00:39:44.000 Throughout the whole time, they were all for warp speed, they were all for lockdowns, they were all for masking, all for social distancing.
00:39:51.000 Nobody's asking about the impact on the poor.
00:39:54.000 Nobody's asking about the impact on children.
00:39:58.000 None of that was discussed on either network.
00:40:02.000 The debates that they do have, which are filled with this smoke and fire and anger, they're ridiculous debates.
00:40:11.000 They're debates about whether or not we should build a wall.
00:40:14.000 You know, with one side saying yes, one side, listen, if you wanted to end the immigration problem in this country, there's an easy way to do it overnight.
00:40:23.000 Put one employer in jail for hiring illegal immigrants, you know, and it's over.

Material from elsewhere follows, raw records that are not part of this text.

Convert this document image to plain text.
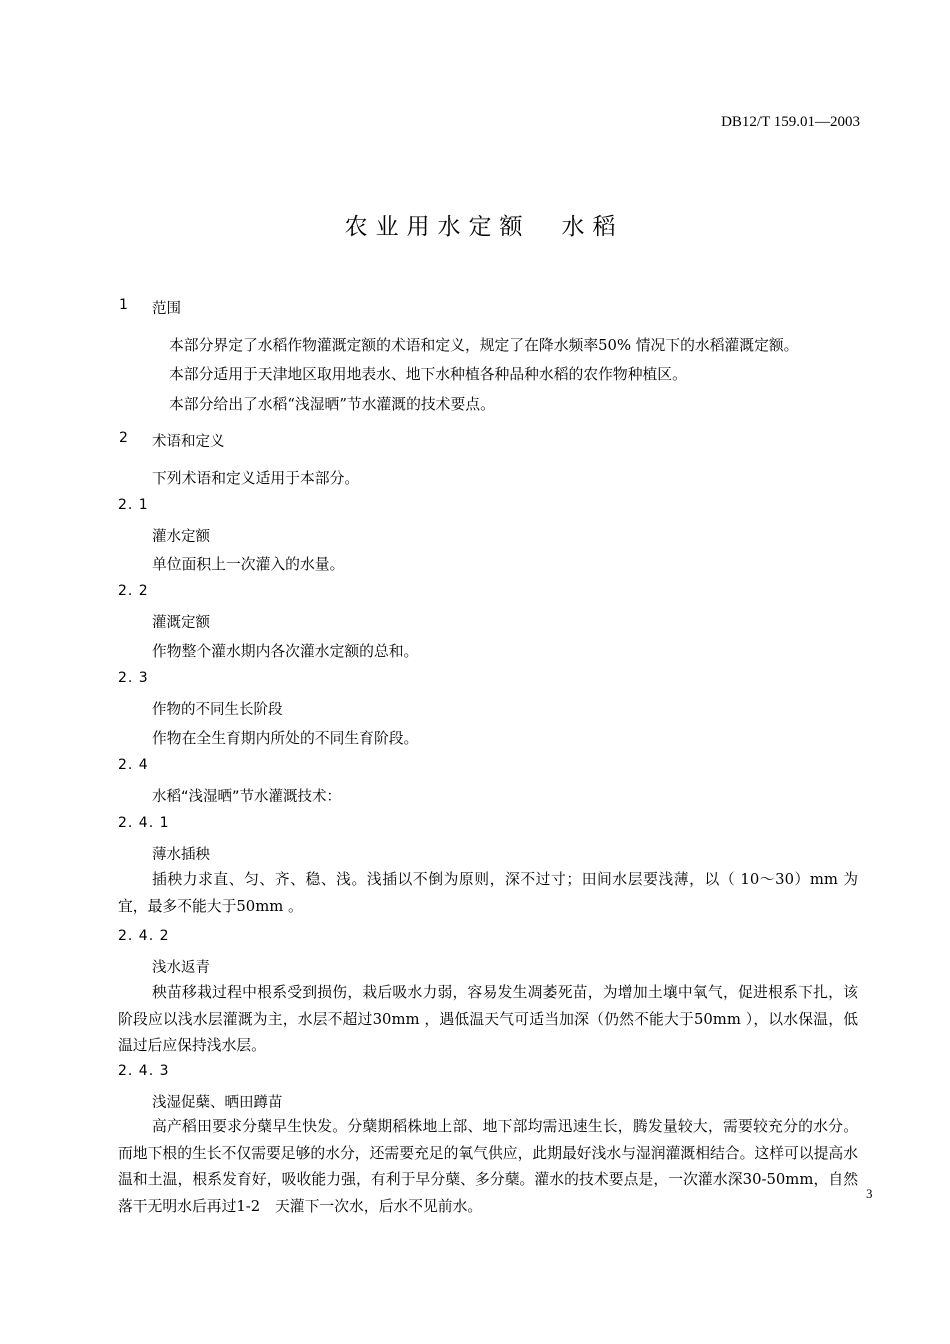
DB12/T 159.01—2003
农业用水定额　水稻
1 范围
本部分界定了水稻作物灌溉定额的术语和定义，规定了在降水频率50% 情况下的水稻灌溉定额。
本部分适用于天津地区取用地表水、地下水种植各种品种水稻的农作物种植区。
本部分给出了水稻“浅湿晒”节水灌溉的技术要点。
2 术语和定义
下列术语和定义适用于本部分。
2. 1
灌水定额
单位面积上一次灌入的水量。
2. 2
灌溉定额
作物整个灌水期内各次灌水定额的总和。
2. 3
作物的不同生长阶段
作物在全生育期内所处的不同生育阶段。
2. 4
水稻“浅湿晒”节水灌溉技术：
2. 4. 1
薄水插秧
插秧力求直、匀、齐、稳、浅。浅插以不倒为原则，深不过寸；田间水层要浅薄，以（ 10～30）mm 为宜，最多不能大于50mm 。
2. 4. 2
浅水返青
秧苗移栽过程中根系受到损伤，栽后吸水力弱，容易发生凋萎死苗，为增加土壤中氧气，促进根系下扎，该阶段应以浅水层灌溉为主，水层不超过30mm ，遇低温天气可适当加深（仍然不能大于50mm ），以水保温，低温过后应保持浅水层。
2. 4. 3
浅湿促蘖、晒田蹲苗
高产稻田要求分蘖早生快发。分蘖期稻株地上部、地下部均需迅速生长，腾发量较大，需要较充分的水分。而地下根的生长不仅需要足够的水分，还需要充足的氧气供应，此期最好浅水与湿润灌溉相结合。这样可以提高水温和土温，根系发育好，吸收能力强，有利于早分蘖、多分蘖。灌水的技术要点是，一次灌水深30-50mm，自然落干无明水后再过1-2　天灌下一次水，后水不见前水。
3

00:40:29.000 There's no jobs left.
00:40:31.000 You prosecute people for illegal, you don't have to build a wall, you don't have to do anything, you don't have to have patrols on the Southwest.
00:40:37.000 It's all kind of contrived.
00:40:40.000 Debates about Black Lives Matter, etc.
00:40:43.000 They're all on the fringes and don't go to the central concerns of Americans at this point in history.
00:40:50.000 You know, the central concerns, there's always a consensus right now in the Ukraine.
00:40:55.000 There's no difference between the Fox coverage of the Ukraine and CNN coverage.
00:40:59.000 Everybody wants to go in and have a war.
00:41:02.000 It was the same thing when we went into Iraq.
00:41:05.000 The voices of dissent, of real dissent, are not occurring in our society.
00:41:11.000 And if you hear incredible journalism, if you're tracking how all of these people are owned by the same financial entities, It is a good explanation of why that never happens.
00:41:24.000 So, thank you.
00:41:26.000 Thank you very much.
00:41:27.000 We all follow your writings on Children's Health Defense, on the Defender, and I urge you, if you haven't read Michael Neverdoch's writing, Dr.
00:41:38.000 Michael Neverdoch, please go to the Defender, read his recent article, Corporate Vaccine Mandates and Vaccine Passports, brought to you by BlackRock Thank you, Michael.
00:41:53.000 Thank you for having me.